Ravil Mingazov è stato rimpatriato in Russia, dopo aver trascorso gli ultimi 22 anni nelle prigioni americane, prima a Bagram, in Afghanistan, poi a Guantanamo, ed infine negli Emirati Arabi. A darne notizia, è stato il figlio Yusuf: quest’ultimo ha raccontato che il cinquantaseienne è stato lasciato senza alcun preavviso fuori casa della madre, che è rimasta sconvolta quando se lo è visto davanti dopo tutti questi anni.
Mingazov era fuggito dalla Russia nel 2000, a causa delle persecuzioni contro la sua fede religiosa: l’uomo, infatti, è musulmano.
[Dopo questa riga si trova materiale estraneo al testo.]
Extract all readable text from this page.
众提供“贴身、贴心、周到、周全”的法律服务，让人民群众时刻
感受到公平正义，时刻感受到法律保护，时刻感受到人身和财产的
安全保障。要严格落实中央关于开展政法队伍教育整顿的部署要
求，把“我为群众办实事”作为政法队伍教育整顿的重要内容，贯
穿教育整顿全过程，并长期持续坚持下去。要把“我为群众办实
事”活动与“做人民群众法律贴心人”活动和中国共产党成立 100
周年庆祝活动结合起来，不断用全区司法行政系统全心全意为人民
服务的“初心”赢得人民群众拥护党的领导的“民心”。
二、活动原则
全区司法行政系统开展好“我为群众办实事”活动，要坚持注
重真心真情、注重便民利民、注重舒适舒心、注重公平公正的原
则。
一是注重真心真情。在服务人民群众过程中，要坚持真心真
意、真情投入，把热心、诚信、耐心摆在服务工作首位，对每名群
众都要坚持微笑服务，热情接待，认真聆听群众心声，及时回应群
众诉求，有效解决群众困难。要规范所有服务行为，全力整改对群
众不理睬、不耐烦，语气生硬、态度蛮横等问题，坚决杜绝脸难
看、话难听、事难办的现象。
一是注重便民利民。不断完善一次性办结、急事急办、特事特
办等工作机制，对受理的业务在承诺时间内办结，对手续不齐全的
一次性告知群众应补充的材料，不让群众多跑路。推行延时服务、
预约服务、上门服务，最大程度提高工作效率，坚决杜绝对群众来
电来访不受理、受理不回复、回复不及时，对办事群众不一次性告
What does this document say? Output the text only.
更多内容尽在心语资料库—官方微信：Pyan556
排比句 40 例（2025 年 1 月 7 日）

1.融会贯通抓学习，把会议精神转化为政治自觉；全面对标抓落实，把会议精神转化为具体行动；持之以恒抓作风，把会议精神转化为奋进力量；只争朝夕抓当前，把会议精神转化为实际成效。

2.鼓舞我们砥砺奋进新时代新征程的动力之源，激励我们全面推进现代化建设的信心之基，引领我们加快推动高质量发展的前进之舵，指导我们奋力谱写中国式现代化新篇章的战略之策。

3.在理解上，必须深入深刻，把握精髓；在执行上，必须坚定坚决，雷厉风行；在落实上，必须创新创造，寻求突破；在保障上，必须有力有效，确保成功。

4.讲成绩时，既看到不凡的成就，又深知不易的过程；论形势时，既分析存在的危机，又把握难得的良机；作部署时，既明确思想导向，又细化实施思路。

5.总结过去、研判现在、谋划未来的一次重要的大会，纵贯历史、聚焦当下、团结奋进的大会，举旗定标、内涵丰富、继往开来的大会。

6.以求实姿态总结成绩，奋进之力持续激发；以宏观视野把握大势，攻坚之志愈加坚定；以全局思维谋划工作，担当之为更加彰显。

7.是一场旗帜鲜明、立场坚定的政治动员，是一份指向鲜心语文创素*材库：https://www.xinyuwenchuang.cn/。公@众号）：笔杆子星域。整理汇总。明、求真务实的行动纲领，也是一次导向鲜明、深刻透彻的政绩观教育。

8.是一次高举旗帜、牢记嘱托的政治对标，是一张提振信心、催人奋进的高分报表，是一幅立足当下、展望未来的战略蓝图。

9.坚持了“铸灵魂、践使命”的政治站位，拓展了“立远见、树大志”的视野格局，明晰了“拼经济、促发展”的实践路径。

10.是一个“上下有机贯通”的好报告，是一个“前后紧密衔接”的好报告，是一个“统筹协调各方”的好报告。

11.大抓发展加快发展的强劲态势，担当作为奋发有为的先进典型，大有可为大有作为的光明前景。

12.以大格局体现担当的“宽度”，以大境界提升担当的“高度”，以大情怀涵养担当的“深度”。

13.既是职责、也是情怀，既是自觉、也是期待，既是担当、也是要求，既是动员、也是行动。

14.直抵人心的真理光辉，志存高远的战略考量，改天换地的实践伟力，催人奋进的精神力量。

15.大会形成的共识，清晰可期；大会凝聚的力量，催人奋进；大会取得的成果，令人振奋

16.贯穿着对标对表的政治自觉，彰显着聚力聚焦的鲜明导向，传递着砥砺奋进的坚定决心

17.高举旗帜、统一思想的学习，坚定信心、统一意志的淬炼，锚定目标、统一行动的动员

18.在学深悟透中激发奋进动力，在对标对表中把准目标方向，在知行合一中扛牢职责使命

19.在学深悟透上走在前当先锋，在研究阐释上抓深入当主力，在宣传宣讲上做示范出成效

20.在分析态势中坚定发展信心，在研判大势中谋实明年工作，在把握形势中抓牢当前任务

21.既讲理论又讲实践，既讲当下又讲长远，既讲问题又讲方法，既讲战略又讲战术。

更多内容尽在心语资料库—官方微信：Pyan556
Per anni, i suoi difensori hanno ribadito che un suo ritorno in patria avrebbe sicuramente messo in pericolo la sua vita. Tuttavia, dopo il suo rientro dagli Emirati Arabi, dove viveva in un regime di isolamento, i suoi avvocati e la sua famiglia sembrano alquanto ottimisti. “Spero che Ravil possa vivere la sua vita in pace, e che possa riprendersi con i suoi cari e con e gli amici”, ha dichiarato Gary Thompson, legale di Mingazov.
“Sono molto felice che sia finalmente libero, ma allo stesso tempo non sono contento che abbiano agito in questo modo”, ha invece affermato Yusuf, “Non sappiamo ancora se sia al sicuro lì o meno”. Nel 2016, Mingazov, che non è mai stato accusato di alcun crimine, è stato uno dei 23 detenuti inviati dall’amministrazione Obama negli Emirati Arabi Uniti, perché non poteva essere rimpatriato in sicurezza nel suo Paese di origine.
In alcuni casi, l’alternativa degli EAU è dovuta a problemi di instabilità o di sicurezza. Nel caso di Mingazov, si trattava di un timore credibile di persecuzione e tortura. Il 56enne e il suo avvocato credevano che l’accordo bilaterale segreto negoziato dai funzionari del Dipartimento di Stato e dagli Emirati Arabi avrebbe garantito una vita di libertà, reintegrazione e riabilitazione nel piccolo Paese a maggioranza musulmana. L’accordo avrebbe incluso disposizioni per impedire ulteriori trasferimenti in nazionu in cui i detenuti corrono rischi credibili come la tortura.
Invece di ricevere le cure necessarie, però, tutti gli uomini sono stati collocati in un altro complesso carcerario simile a quello di Guantánamo, e tenuti in isolamento per anni. Alla fine, gli Emirati Arabi Uniti hanno espulso tutti i detenuti, ad eccezione di Mingazov. Almeno fino alla scorsa settimana.
I gruppi di difesa hanno sensibilizzato l’opinione pubblica sulla sua situazione per decenni. Ciononostante, Mingazov è rimasto in isolamento per tutti i sette anni di permanenza negli Emirati Arabi. Non ha avuto accesso a un avvocato e le telefonate alla sua famiglia sono state interrotte, e poi negate del tutto, quando ha iniziato a parlare delle sue condizioni, ha spiegato il figlio.
Tuttavia, il detenuto ha sempre rifiutato di essere rimpatriato, nonostante le ripetute assicurazioni dell’ambasciatore russo negli EAU che “non sarebbe stato perseguitato”.